To truly understand when it is in the best interest of the lender to enforce such a clause all we have to do is look at when and why the clause came into existence. In the 1970's interest rates started to rise. The clause was written into security instruments to stifle the assumption of loans against the rise in interest rates. As an incentive to transact with a seller, if the seller had say a 7.0% interest rate they offered the assumption of their loan while new originations in the market were at 12.0% (yea, the 1980's were not interest rate friendly) This had two fundamental consequences, one was lenders were loosing control of the party responsible for payments. An assuming buyer may not be as credit worthy as the previous borrower. The second consequence was lenders not being able to recoup principal and then re-issue the principal at current market rates.
So the fight over DOS then started and was settled by an act of congress known as "Garn-St.
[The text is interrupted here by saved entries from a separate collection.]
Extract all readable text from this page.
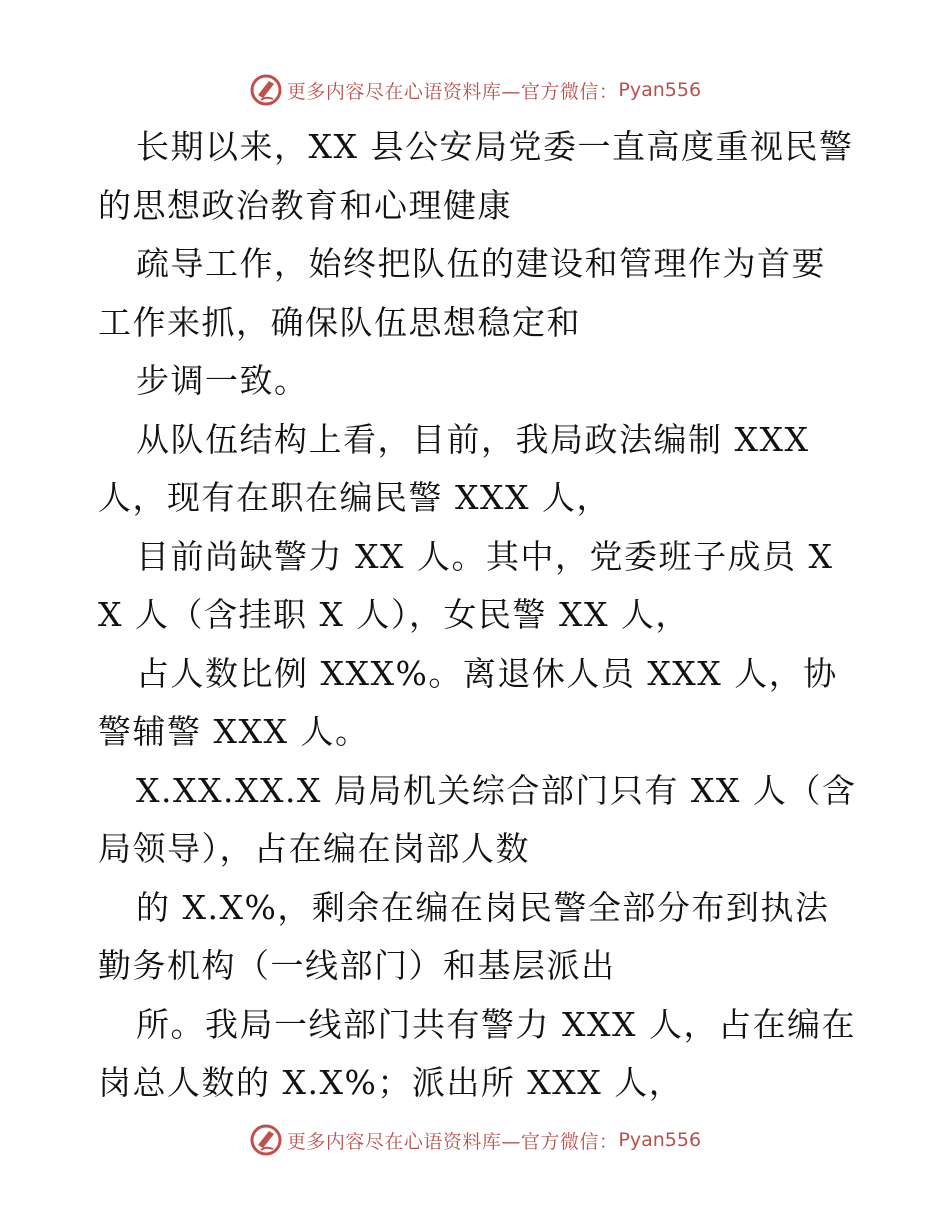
更多内容尽在心语资料库—官方微信： Pyan556

长期以来，XX 县公安局党委一直高度重视民警的思想政治教育和心理健康

疏导工作，始终把队伍的建设和管理作为首要工作来抓，确保队伍思想稳定和

步调一致。

从队伍结构上看，目前，我局政法编制 XXX 人，现有在职在编民警 XXX 人，

目前尚缺警力 XX 人。其中，党委班子成员 XX 人（含挂职 X 人），女民警 XX 人，

占人数比例 XXX%。离退休人员 XXX 人，协警辅警 XXX 人。

X.XX.XX.X 局局机关综合部门只有 XX 人（含局领导），占在编在岗部人数

的 X.X%，剩余在编在岗民警全部分布到执法勤务机构（一线部门）和基层派出

所。我局一线部门共有警力 XXX 人，占在编在岗总人数的 X.X%；派出所 XXX 人，

更多内容尽在心语资料库—官方微信： Pyan556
Germain Federal Depositary Institutions Act" in the early 1980's. The act solidified the ability of a lender to enforce the DOS despite state statue to the contrary. You can view the act along with the exceptions to the rule here: http://www.law.cornell.edu/uscode/text/12/1701j-3
Following that later in the 1980's (1986 to 1989) FHA loans and VA loans established and enforced strict rules around the capability of their loans to be assumed. These loan types do not have a DOS clause and do allow for assumption. Most other residential conventional loans have the DOS clause and thus do not allow for assumption.
So now we have an idea of when and why but how does that relate today? Certainly millions of subject to transactions take place and involve real estate agents, attorneys as well as unlicensed public. The lender has two remedies in theory to the event which would be civil suite (it is not a criminal offense) and foreclosure. A lender in order to prove a civil suite against a borrower or agent or attorney would have to prove "tortious interference with contract". The layman's version of that is interfering with a contract, which is what a mortgage or deed of trust is. The problem with proving this would include a duty to the borrower to notify the lender of transfer and that duty is not present in the document or clause. Further, a counter concept to the suit would be that the borrower has multiple other options to breach their contract with the buyer aside from DOS which would include just stopping to pay and walking away.
So not too likely to see too much civil suit action around this clause. The likely and most reasonable remedy would simply be accelerate the loan and call it all due. In the event of failure to pay the lender could enforce their right to foreclose.
So to come full circle back to why very little of these clauses are enforced in today's market it starts to become a bit obvious. The large number of foreclosures in the market and the current market rate of mortgages drives the lenders away from wanting to enforce the clause CURRENTLY. A common statement amongst folks in finance, there is but one guarantee I can make and that is the market will go up and the market will go down. As long as current interest rates remain lower in relation to past rates the incentive is not high for lenders to enforce the clause. For those with foreshadowing skills, as rates rise, whenever they do, the incentive for enforcement on this clause will come back to head. Interestingly enough at that time there maybe such a large number of subject to transactions in the market place that additional concepts may have to be introduced into the Garn Act or clause as I doubt we as a nation want to go from one foreclosure pit to the next.